M.Nuri Yılmaz döneminde, husûsiyle, ba’zı Doğu ve Güneydoğu illerine ta’yin edilen, il müftüleri, F.T.Ö./P.D.Y. Çetesinin tertip ettiği, Dinlerarası Diyalog, İbrâhimî Dinler ve Semâvî Dinler toplantılarına kucak açtılar, her tür, yardım ve desteği verdiler. Meselâ, Şanlıurfa’da toplanan İbrâhimî Dinler toplantısı sırasında, Hıristiyan A.B.D.’li papaz ile, sözde, Lübnan’lı Müslüman Meryem arasında, nikah akdedilmesi emrini veren devrin Şanlıurfa İl Müftüsü, acep şimdilerde nerelerdedir? 

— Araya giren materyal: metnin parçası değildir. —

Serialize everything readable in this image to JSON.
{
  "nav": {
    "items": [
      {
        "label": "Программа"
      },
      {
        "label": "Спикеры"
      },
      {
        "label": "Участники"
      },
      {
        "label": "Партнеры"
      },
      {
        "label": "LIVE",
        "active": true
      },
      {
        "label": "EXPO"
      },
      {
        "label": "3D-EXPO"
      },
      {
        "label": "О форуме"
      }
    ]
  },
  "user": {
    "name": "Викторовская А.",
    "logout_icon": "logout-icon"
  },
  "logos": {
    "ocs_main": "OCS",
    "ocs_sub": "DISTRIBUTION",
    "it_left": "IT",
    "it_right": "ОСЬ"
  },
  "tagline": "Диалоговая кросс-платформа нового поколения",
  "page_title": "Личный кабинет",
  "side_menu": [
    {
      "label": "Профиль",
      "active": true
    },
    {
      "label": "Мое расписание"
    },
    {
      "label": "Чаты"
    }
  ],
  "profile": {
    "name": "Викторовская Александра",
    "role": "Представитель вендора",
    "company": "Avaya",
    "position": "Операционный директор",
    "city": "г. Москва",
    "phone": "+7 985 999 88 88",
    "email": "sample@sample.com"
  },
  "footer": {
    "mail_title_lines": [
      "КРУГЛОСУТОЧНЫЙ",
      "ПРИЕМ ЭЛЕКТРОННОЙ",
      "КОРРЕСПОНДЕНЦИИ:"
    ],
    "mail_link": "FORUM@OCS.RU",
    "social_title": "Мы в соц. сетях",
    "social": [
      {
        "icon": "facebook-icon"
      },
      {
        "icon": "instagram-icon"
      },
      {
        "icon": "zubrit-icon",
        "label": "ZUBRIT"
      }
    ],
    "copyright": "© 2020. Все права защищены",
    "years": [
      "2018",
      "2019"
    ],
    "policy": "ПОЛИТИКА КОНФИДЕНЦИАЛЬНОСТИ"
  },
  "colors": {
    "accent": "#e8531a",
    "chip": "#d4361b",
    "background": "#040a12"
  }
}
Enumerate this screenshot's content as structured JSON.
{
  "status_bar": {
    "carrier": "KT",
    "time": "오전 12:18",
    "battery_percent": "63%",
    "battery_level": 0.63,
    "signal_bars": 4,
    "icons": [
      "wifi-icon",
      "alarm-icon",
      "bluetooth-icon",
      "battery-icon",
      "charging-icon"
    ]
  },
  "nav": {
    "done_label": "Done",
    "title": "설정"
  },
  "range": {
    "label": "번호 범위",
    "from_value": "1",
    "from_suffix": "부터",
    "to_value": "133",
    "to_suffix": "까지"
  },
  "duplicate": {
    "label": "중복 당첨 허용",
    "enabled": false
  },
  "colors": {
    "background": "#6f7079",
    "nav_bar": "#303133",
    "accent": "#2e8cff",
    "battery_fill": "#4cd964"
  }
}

F.T.Ö. Çetesinin ta’yin ettirdiği zamanın Diyarbakır İl Müftüsü, hâlen, H.D.P.’den milletvekili, bir P.K.K. sempatizanı değil midir? 

Mardin’de, Kâsım’iye Medrese’lerinde, Semâvî Dinler toplantılarının yapıldığı yıllarda, Mardin Müftüsü kimdi, hâlen nerededir? 

Tespit edebildiğimiz kadarıyla, bugüne kadar, F.T.Ö.’cü oldukları gerekçesiyle, üç bin kadar, Diyânet İşleri Başkanlığı mensubu, il ve ilçe müftüsü, vâiz, Kur’ân Kursu öğretmeni, imam-hatip ve müezzin-kayyım ile Merkez Teşkilatında vazifeli, me’mur, ihraç edilmiştir. Yüzbinin üzerinde Diyânet’de çalışan olduğuna göre, bu sayı, %3 nisbetinde bir rakama tekâbül etmektedir. Bu ihraçlar, bu cihetten bakıldığında, tam bir aldatmacadır. Kanaatim odur ki, Diyânet İşleri Başkanlığı bünyesinde, F.T.Ö./P.D.Y. haşâşî’si, %60’dan az değildir. 

Efendim, bu kadar personeli uzaklaştırıp, minberleri, mihrapları, kürsü’leri boş mu bırakalım? Evet! Gerekirse boş bırakınız. Haşâşî’ler tarafından işgal edilmeleri yerine boş kalmaları daha evlâdır. Hem niçin boş kalsın ki, olağanüstü hallerde, olağanüstü tedbirlere başvurulur. Çıkarılacak bir Kanun Gücünde Kararnâme ile, diploma yerine, liyâkat ve ehliyet dikkate alınarak, A, B, C, D. test usulüyle değil, en az bir hafta süreyle devam edecek, ehil ve yetkin komisyonlar huzurunda yapılacak, ciddî, imtihanlarda liyâkat ve ehliyyetini isbat edenler, boş kadrolara ta’yin edilebilirler. Emekli edilenler, da’vet edilebilirler, ikâmet ettikleri yerlerde, Cum’a günleri Ramazan’da ve Mübârek gecelerde va’az edebilirler. Böylece minberler, mihraplar ve kürsüler boş kalmaz. Bu satırların yazarı, 71 yaşında olmasına rağmen, va’az’larına devam etmektedir. Dinî hizmette bulunanların emeklisi olmaz, olursa, ancak, Merhûmu olur.  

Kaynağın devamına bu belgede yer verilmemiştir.